Thanks in advance for any advice.


----------



## RIT333 (Feb 6, 2014)

2000 hours is equivalent to continuous operation for 3 months. I would stay away from it, and look for a used Tecumseh with less hours, and zero issues. It will be better than the Honda, and less work.


----------



## 524SWE (Jan 20, 2017)

YSHSfan said:


> Hello,
> I'm considering buying a Honda GX630 engine possibly for my Ariens ST1236 project, it is listed as "not running, has been overheated". What should I expect, would it be worth buying or not. Listed as near 2000 hours of use.
> Thanks in advance for any advice.


2000 hours seems up there in hours, maybe not for a Honda, I don't know, and it was overheated so it probably uses oil, think I'd keep looking.


----------



## leonz (Dec 12, 2014)

Chances are the piston jug is warped and the rings are shot so unless you want to spend time rebuilding it from the oil sump upward its scrap.

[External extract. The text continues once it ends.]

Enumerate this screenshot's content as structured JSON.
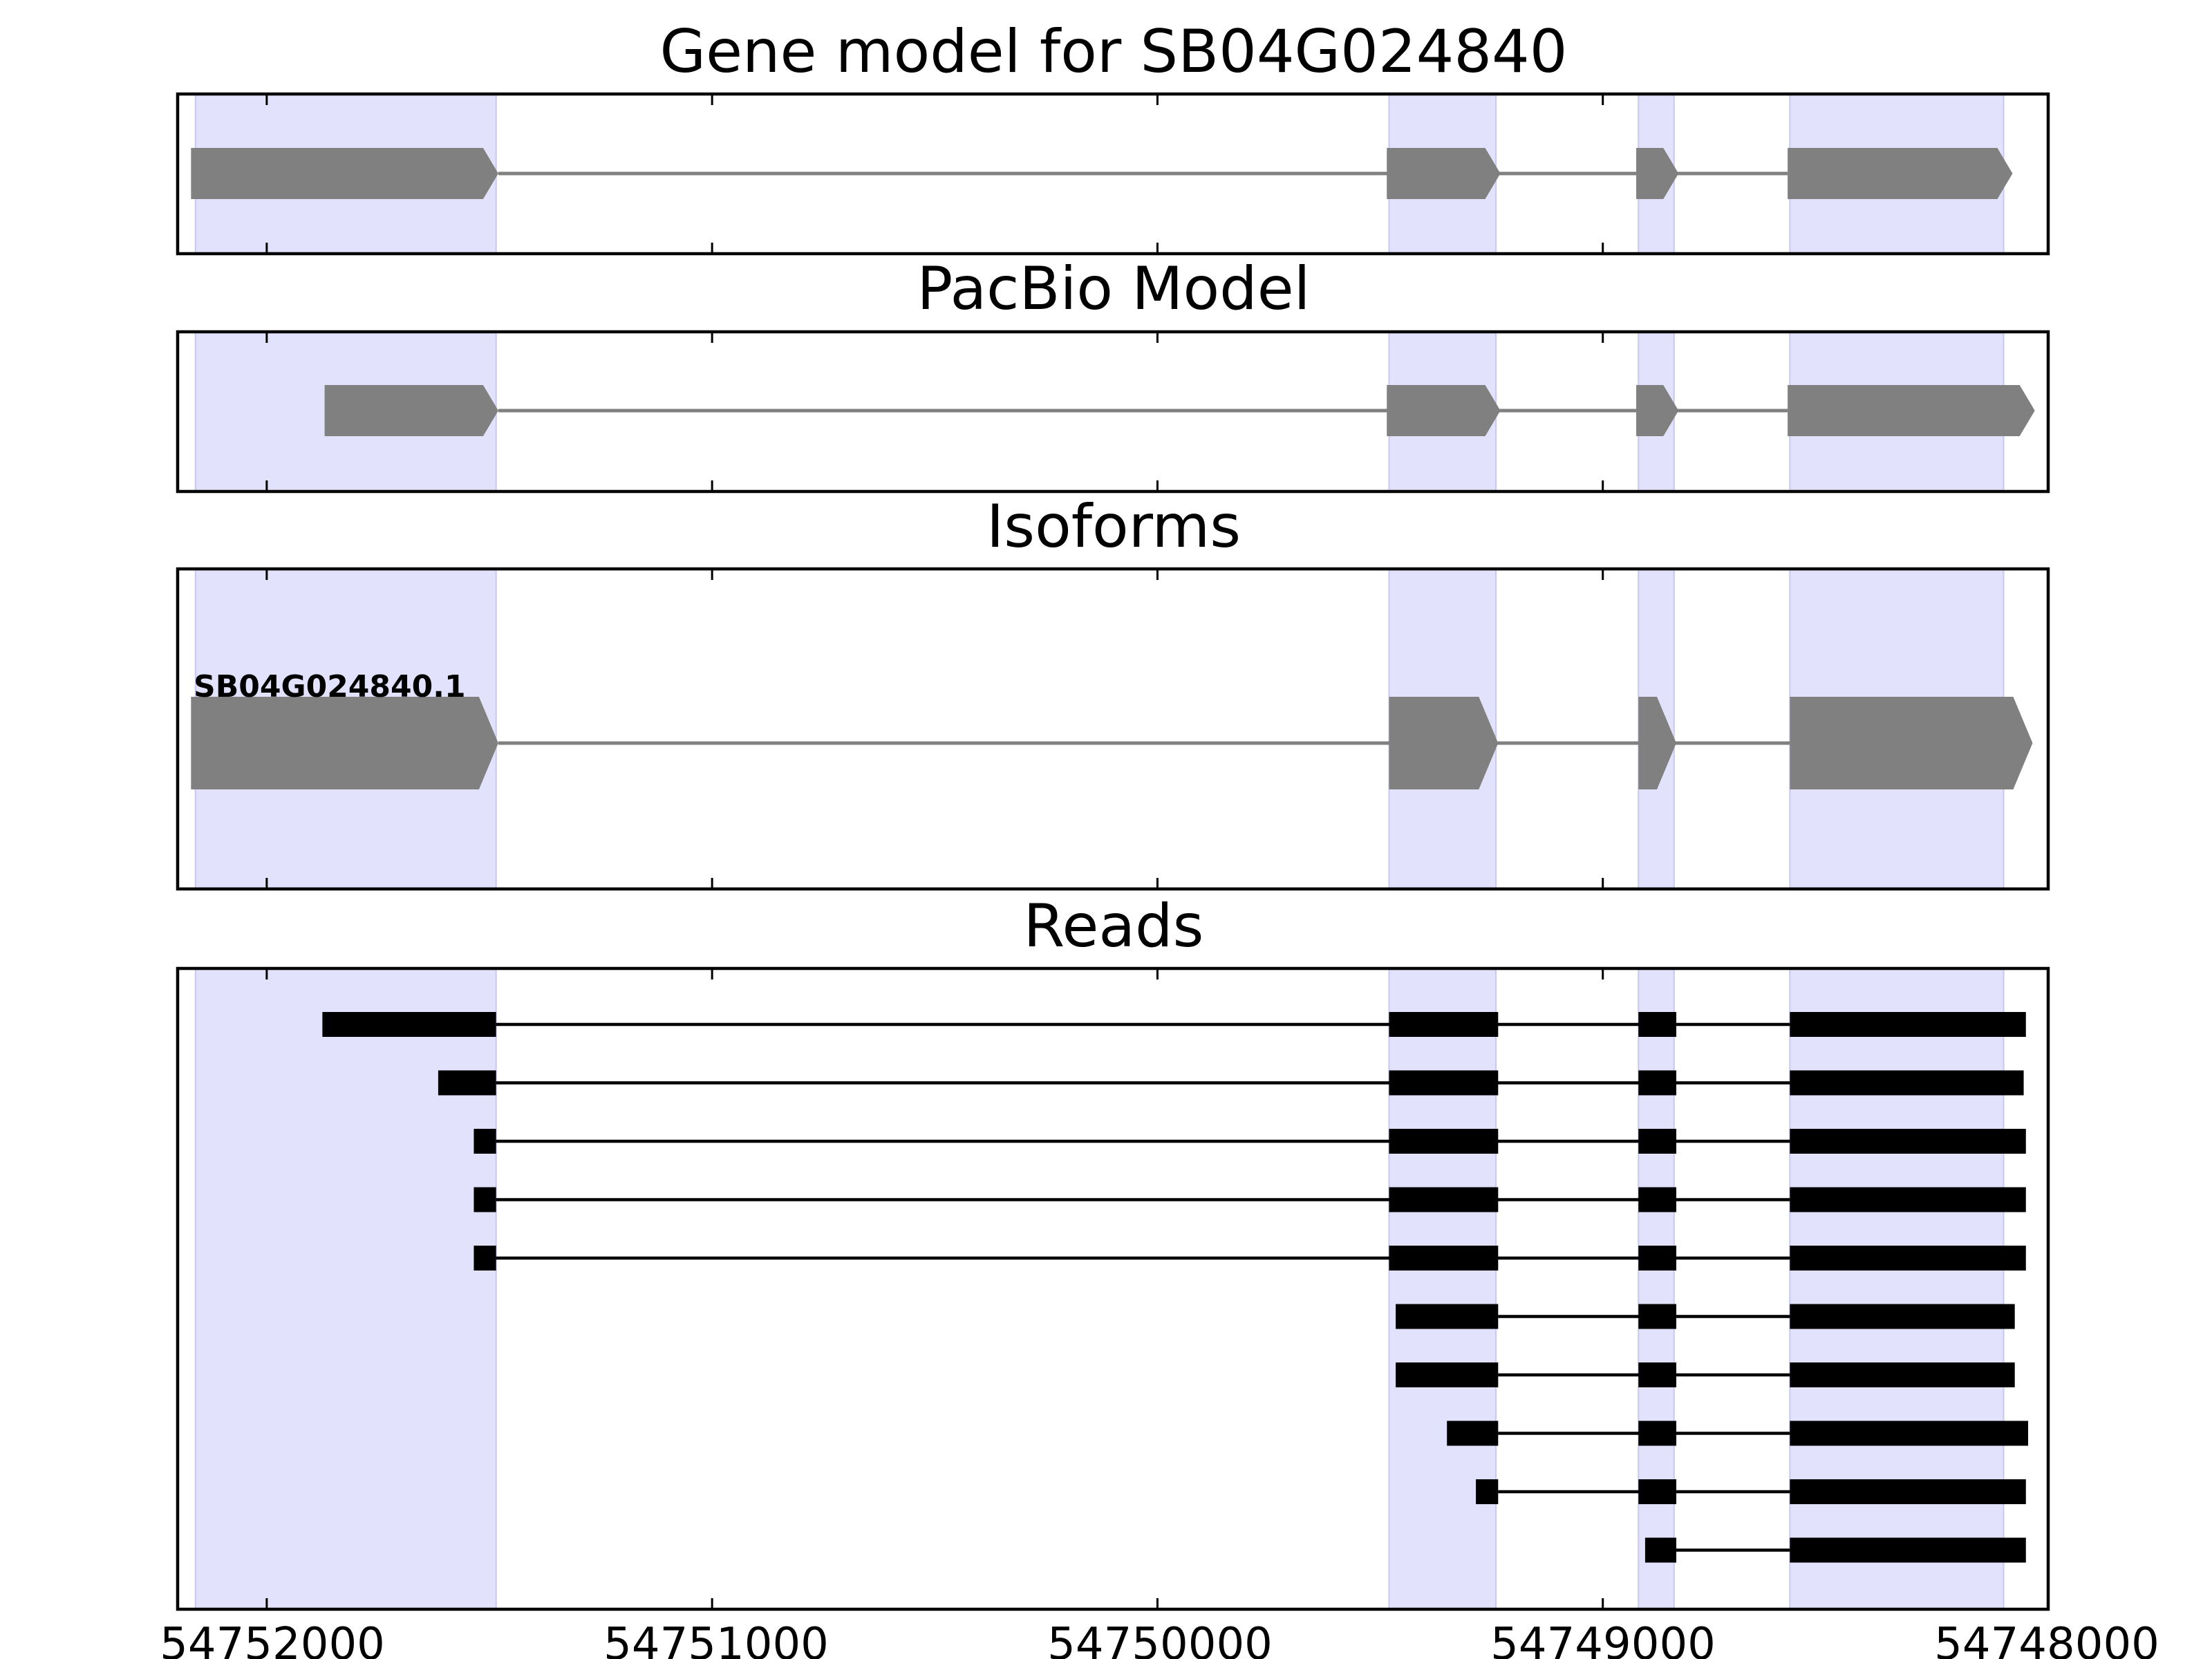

More than likely the cooling fins in the jug were plugged with mouse house insulation and they never made sure it was free of debris to allow proper air cooling at any time they owned the engine.


----------



## YSHSfan (Jun 25, 2014)

Thanks everyone for the advice. I passed on it. I'll keep my eyes open for a good runner GX620,630,670 or 690. I'd like to have spare power on the 36" wide housing and be able to carry a person. A "ride on" snowblower.


----------